Defence and Military Veterans Minister Nosiviwe Mapisa-Nqakula got up close and personal with soldiers deployed on border protection in Mpumalanga this week and said more than R10 million worth of contraband was confiscated since March.
The seizure of contraband, usually cigarettes, liquor, clothing and footwear, is an almost daily occurrence for soldiers on patrol along the Mozambique/South Africa border.
She is reported by SAnews to have told journalists in Komatipoort the soldiers, part of the national border protection tasking Operation Corona, are also active in curbing the flow of illegal immigrants into South Africa and preventing cross-border crime. Soldiers deployed in the Kruger National park assist rangers and other law enforcement agencies in the ongoing battle against rhino poaching.
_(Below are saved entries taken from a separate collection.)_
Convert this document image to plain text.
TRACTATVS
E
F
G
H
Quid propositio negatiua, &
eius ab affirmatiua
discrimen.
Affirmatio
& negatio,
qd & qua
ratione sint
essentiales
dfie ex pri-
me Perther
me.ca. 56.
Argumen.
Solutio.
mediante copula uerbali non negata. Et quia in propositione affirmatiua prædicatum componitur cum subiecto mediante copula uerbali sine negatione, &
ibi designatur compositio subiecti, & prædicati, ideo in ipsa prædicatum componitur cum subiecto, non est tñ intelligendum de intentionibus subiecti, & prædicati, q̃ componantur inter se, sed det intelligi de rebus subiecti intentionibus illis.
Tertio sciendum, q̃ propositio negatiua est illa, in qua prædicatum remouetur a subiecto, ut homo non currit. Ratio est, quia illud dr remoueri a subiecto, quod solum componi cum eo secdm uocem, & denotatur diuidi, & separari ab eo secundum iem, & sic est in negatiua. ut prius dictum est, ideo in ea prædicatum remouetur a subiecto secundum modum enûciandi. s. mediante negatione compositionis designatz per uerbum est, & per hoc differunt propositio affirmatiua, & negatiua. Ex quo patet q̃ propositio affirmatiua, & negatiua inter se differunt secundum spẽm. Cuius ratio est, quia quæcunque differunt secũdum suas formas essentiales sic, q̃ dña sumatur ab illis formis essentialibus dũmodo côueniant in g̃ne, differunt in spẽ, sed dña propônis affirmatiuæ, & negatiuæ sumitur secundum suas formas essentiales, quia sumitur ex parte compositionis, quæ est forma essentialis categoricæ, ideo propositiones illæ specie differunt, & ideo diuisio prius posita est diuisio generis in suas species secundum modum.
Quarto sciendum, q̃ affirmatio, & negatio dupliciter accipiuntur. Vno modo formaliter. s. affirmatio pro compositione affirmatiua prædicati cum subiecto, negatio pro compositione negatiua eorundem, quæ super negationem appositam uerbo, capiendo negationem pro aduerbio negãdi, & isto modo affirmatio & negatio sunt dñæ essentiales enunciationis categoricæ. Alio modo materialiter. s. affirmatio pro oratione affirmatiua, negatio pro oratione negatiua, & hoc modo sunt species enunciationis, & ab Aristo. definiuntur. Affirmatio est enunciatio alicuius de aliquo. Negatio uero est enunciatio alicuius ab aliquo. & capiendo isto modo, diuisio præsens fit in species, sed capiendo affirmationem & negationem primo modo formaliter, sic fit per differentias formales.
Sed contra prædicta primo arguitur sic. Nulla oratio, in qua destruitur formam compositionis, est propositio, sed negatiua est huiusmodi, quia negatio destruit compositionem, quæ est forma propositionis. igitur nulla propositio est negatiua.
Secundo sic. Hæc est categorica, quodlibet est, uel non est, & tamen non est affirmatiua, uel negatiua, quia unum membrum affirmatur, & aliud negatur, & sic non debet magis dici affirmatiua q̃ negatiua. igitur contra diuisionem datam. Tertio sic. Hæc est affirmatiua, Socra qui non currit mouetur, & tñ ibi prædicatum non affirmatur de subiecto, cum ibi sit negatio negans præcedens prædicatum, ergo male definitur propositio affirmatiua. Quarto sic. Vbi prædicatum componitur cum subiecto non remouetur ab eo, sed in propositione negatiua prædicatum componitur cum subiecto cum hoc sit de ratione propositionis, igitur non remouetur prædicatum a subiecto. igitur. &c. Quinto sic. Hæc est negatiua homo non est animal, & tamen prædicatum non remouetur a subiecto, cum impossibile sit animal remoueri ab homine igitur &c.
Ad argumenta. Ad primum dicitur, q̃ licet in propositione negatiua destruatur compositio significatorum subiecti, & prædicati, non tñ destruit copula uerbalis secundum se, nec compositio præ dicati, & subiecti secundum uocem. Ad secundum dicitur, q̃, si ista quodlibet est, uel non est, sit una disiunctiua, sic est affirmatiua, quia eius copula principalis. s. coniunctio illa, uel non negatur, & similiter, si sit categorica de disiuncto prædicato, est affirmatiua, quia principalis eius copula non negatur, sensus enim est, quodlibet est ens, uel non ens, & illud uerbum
Another arrow has been added to the law enforcement quiver that aims to stop rhino poachers with the opening of a regional court in Skukuza, the “capital” of Kruger, late last month.
Environmental Affairs Minister Edna Molewa said at the opening “the court is one of a plethora of measures taken in terms of the Integrated Strategic Management approach to combat rhino poaching”.
“Having a regional court in Skukuza will ensure case turnaround times for rhino poaching and related cases are expedited thus making a significant contribution to tackling the illicit trade in rhino horn and related activities.”
According to Mapisa-Nqakula one of the bigger problems facing soldiers attempting to keep illegals out are dilapidated fences and – as ever – a lack of funds.
“An increase in the defence budget would go a long way to address the challenges. We are well equipped to protect the country regardless of the challenges faced,” an upbeat Defence Minister said. “We are also working with our counterparts in both Mozambique and Swaziland in making sure that we fight the crimes together.”
She added that the need for more resources to be allocated to defence was not because “we want to militarise. It is because we want to protect our country”.
The budget shortfall is the main contributor to there currently being 15 companies, the majority of them from Reserve Force units, deployed on Operation Corona duties. The Department of Defence plans to deploy 22 companies in total on border protection over the medium term, but no extra funding has been allocated for the current financial year.
“Operation Corona would have been even more successful if the defence force had had adequate resources so that it can deploy the full complement of companies, which are on standby, to be part of this operation,” she said.
“The intention of being here is to expose South Africans to what the South African National Defence Force is doing, that which it is able to do and that which it is not able to achieve and that all has to do in the main of the cutting down the budget of the SANDF. There is no country in the sub-Saharan region which receives the sort of budget we receive and yet we are supposed to be having a strong SANDF with enormous resources…but we are unable to sustain that which we already have”.
During her visit, the Minister interacted with the Mbuzini community bordering Mozambique and Swaziland and assured them that working together with the soldiers, they will be able to tackle cross-border crimes.
“We came here to talk to you and let you know that as the defence force, we are trying by all means to protect you.
“We know that your cars and livestock are being smuggled through these borders either to Swaziland or Mozambique. We want you to be eyes and ears of the state. Let’s fight these crimes together,” she said.
According to Private Sibusiso Tshunungwa of Johannesburg Regiment, between 20 March and the end of April, 206 unregistered people were arrested and two rhino horns were seized.
“There are areas where you have no visible patrolling by the South African National Defence Force but equally you have areas where you have the full complement of the South African National Defence Force who are patrolling in those areas and in those areas there have been major success stories,” Mapisa-Nqakula told News24.
In an apparent extension of the SANDF’s commitment to rural development she indicated food and other necessities for soldiers should be acquired from local communities in Mpumalanga. Currently the national military rural development effort is limited to a pilot project in North West, centred round the Potchefstroom defence community.